The most widely used anomaly or fault location technique at present is based on a CMDB (configuration management database) relational model, which is analyzed and located by fault tree analysis. The scheme adopted has the following defects:
The supervision range and the data quality of the CMDB are required to be relied on, and the correctness of the configuration items and the association relation is maintained for a long time; after the cloud digital transformation on the enterprise, the consistency, the integrity and the correctness of the data of the huge cloud resource CMDB are all the great doubts and difficulties; at the same time, the granularity of the CMDB relationships is configured to the object level, which requires great effort, and is difficult to refine or dynamically configure to help locate the root cause of the problem and adapt to the changing application scene requirements. The fault tree analysis method has some defects, and is generally used for a system with definite fault mechanism and clear fault logic relationship, because the fault state of the system is assumed to be mainly in two aspects, namely the two-state property of the event state and the certainty of the logic relationship; events in the fault tree have only two states: faults and normals, but polymorphisms such as anomalies (higher index, reduced performance, etc.) exist in actual operation and maintenance; in many complex systems there is no definite causal relationship between events, which is more suitably described in a probabilistic manner.
Disclosure of Invention
The invention aims to provide an anomaly positioning method and device for positioning technical limitation and unilateral performance of fault tree analysis positioning of CMDB relation model reasoning, which establishes influence association between resource object relation and indexes through scenerification, defines an anomaly influence range and a propagation chain, dynamically analyzes the propagation chain based on Bayesian network technology so as to solve the problem of complexity and difficulty in positioning anomalies, and further realizes the intellectualization of operation and maintenance.

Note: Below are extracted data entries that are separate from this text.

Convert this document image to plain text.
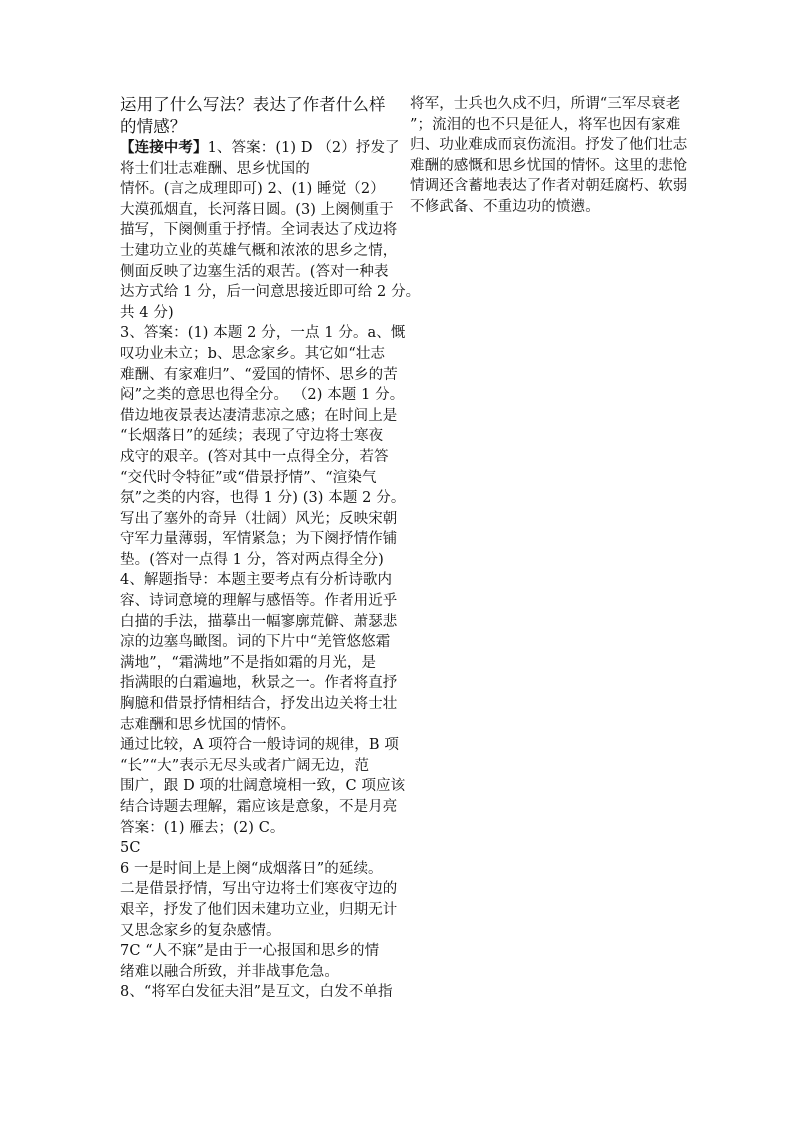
运用了什么写法？表达了作者什么样
的情感？
【连接中考】1、答案：(1) D （2）抒发了
将士们壮志难酬、思乡忧国的
情怀。(言之成理即可) 2、(1) 睡觉（2）
大漠孤烟直，长河落日圆。(3) 上阕侧重于
描写，下阕侧重于抒情。全词表达了戍边将
士建功立业的英雄气概和浓浓的思乡之情，
侧面反映了边塞生活的艰苦。(答对一种表
达方式给 1 分，后一问意思接近即可给 2 分。
共 4 分)
3、答案：(1) 本题 2 分，一点 1 分。a、慨
叹功业未立；b、思念家乡。其它如“壮志
难酬、有家难归”、“爱国的情怀、思乡的苦
闷”之类的意思也得全分。 （2) 本题 1 分。
借边地夜景表达凄清悲凉之感；在时间上是
“长烟落日”的延续；表现了守边将士寒夜
戍守的艰辛。(答对其中一点得全分，若答
“交代时令特征”或“借景抒情”、“渲染气
氛”之类的内容，也得 1 分) (3) 本题 2 分。
写出了塞外的奇异（壮阔）风光；反映宋朝
守军力量薄弱，军情紧急；为下阕抒情作铺
垫。(答对一点得 1 分，答对两点得全分)
4、解题指导：本题主要考点有分析诗歌内
容、诗词意境的理解与感悟等。作者用近乎
白描的手法，描摹出一幅寥廓荒僻、萧瑟悲
凉的边塞鸟瞰图。词的下片中“羌管悠悠霜
满地”，“霜满地”不是指如霜的月光，是
指满眼的白霜遍地，秋景之一。作者将直抒
胸臆和借景抒情相结合，抒发出边关将士壮
志难酬和思乡忧国的情怀。
通过比较，A 项符合一般诗词的规律，B 项
“长”“大”表示无尽头或者广阔无边，范
围广，跟 D 项的壮阔意境相一致，C 项应该
结合诗题去理解，霜应该是意象，不是月亮
答案：(1) 雁去；(2) C。
5C
6 一是时间上是上阕“成烟落日”的延续。
二是借景抒情，写出守边将士们寒夜守边的
艰辛，抒发了他们因未建功立业，归期无计
又思念家乡的复杂感情。
7C “人不寐”是由于一心报国和思乡的情
绪难以融合所致，并非战事危急。
8、“将军白发征夫泪”是互文，白发不单指
将军，士兵也久戍不归，所谓“三军尽衰老
”；流泪的也不只是征人，将军也因有家难
归、功业难成而哀伤流泪。抒发了他们壮志
难酬的感慨和思乡忧国的情怀。这里的悲怆
情调还含蓄地表达了作者对朝廷腐朽、软弱
不修武备、不重边功的愤懑。
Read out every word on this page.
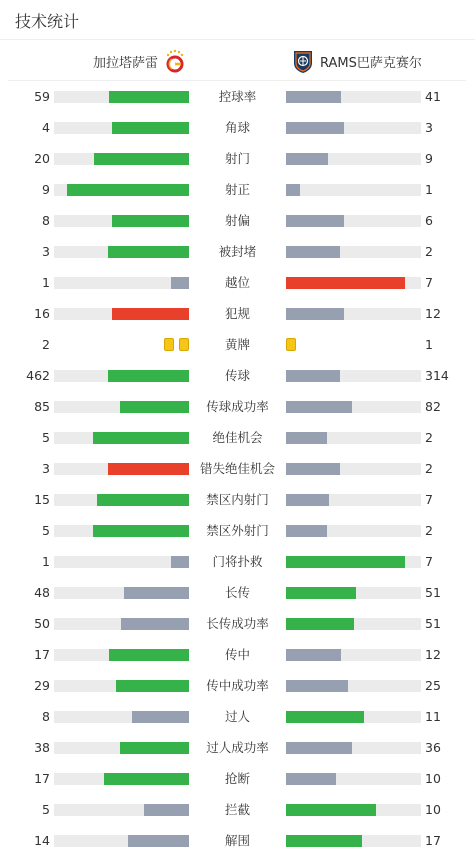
技术统计
加拉塔萨雷	RAMS巴萨克赛尔
59	控球率	41
4	角球	3
20	射门	9
9	射正	1
8	射偏	6
3	被封堵	2
1	越位	7
16	犯规	12
2	黄牌	1
462	传球	314
85	传球成功率	82
5	绝佳机会	2
3	错失绝佳机会	2
15	禁区内射门	7
5	禁区外射门	2
1	门将扑救	7
48	长传	51
50	长传成功率	51
17	传中	12
29	传中成功率	25
8	过人	11
38	过人成功率	36
17	抢断	10
5	拦截	10
14	解围	17
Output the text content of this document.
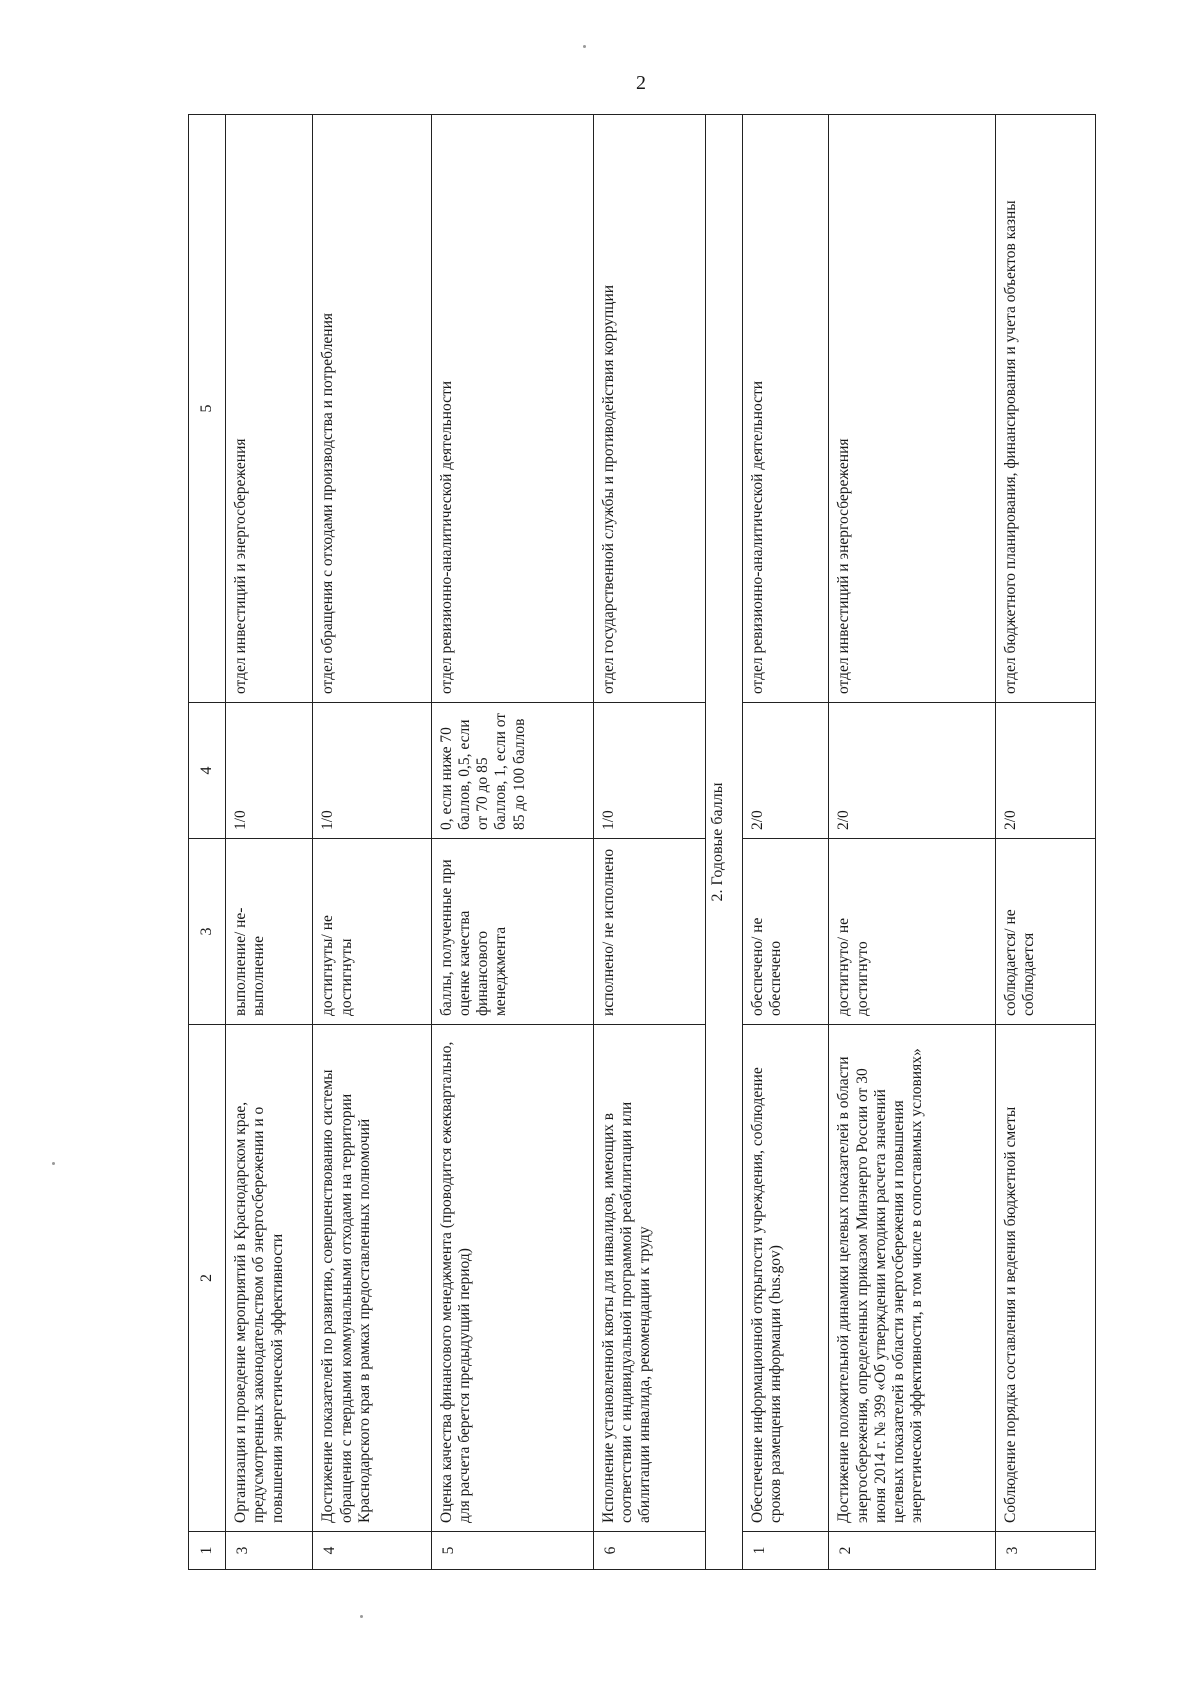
2
1	2	3	4	5
3	Организация и проведение мероприятий в Краснодарском крае, предусмотренных законодательством об энергосбережении и о повышении энергетической эффективности	выполнение/ не-выполнение	1/0	отдел инвестиций и энергосбережения
4	Достижение показателей по развитию, совершенствованию системы обращения с твердыми коммунальными отходами на территории Краснодарского края в рамках предоставленных полномочий	достигнуты/ не достигнуты	1/0	отдел обращения с отходами производства и потребления
5	Оценка качества финансового менеджмента (проводится ежеквартально, для расчета берется предыдущий период)	баллы, полученные при оценке качества финансового менеджмента	0, если ниже 70 баллов, 0,5, если от 70 до 85 баллов, 1, если от 85 до 100 баллов	отдел ревизионно-аналитической деятельности
6	Исполнение установленной квоты для инвалидов, имеющих в соответствии с индивидуальной программой реабилитации или абилитации инвалида, рекомендации к труду	исполнено/ не исполнено	1/0	отдел государственной службы и противодействия коррупции
2. Годовые баллы				
1	Обеспечение информационной открытости учреждения, соблюдение сроков размещения информации (bus.gov)	обеспечено/ не обеспечено	2/0	отдел ревизионно-аналитической деятельности
2	Достижение положительной динамики целевых показателей в области энергосбережения, определенных приказом Минэнерго России от 30 июня 2014 г. № 399 «Об утверждении методики расчета значений целевых показателей в области энергосбережения и повышения энергетической эффективности, в том числе в сопоставимых условиях»	достигнуто/ не достигнуто	2/0	отдел инвестиций и энергосбережения
3	Соблюдение порядка составления и ведения бюджетной сметы	соблюдается/ не соблюдается	2/0	отдел бюджетного планирования, финансирования и учета объектов казны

In order to achieve the above purpose, the technical scheme of the invention is as follows: an anomaly locating method comprises the following steps:
step S101, determining an object and a monitoring index related to operation and maintenance;
Step S102, constructing one or more abnormal propagation chain relation models according to operation and maintenance scenerization;
step S103, acquiring multidimensional index data of the operation and maintenance object;
Step S104, preprocessing the acquired multidimensional index data, and dividing the index data into a normal data set and an abnormal data set;
step S105, analyzing by a Bayesian network technology based on one or more abnormal propagation chain relation models and data sets;
And S106, generating a cause result of the abnormal event according to the analysis result.
In an embodiment of the present invention, the step S101 includes: the method comprises the steps of determining an operation and maintenance object, determining an attribute of the operation and maintenance object, determining a monitoring index related to the operation and maintenance object, and determining an index attribute related to the monitoring index.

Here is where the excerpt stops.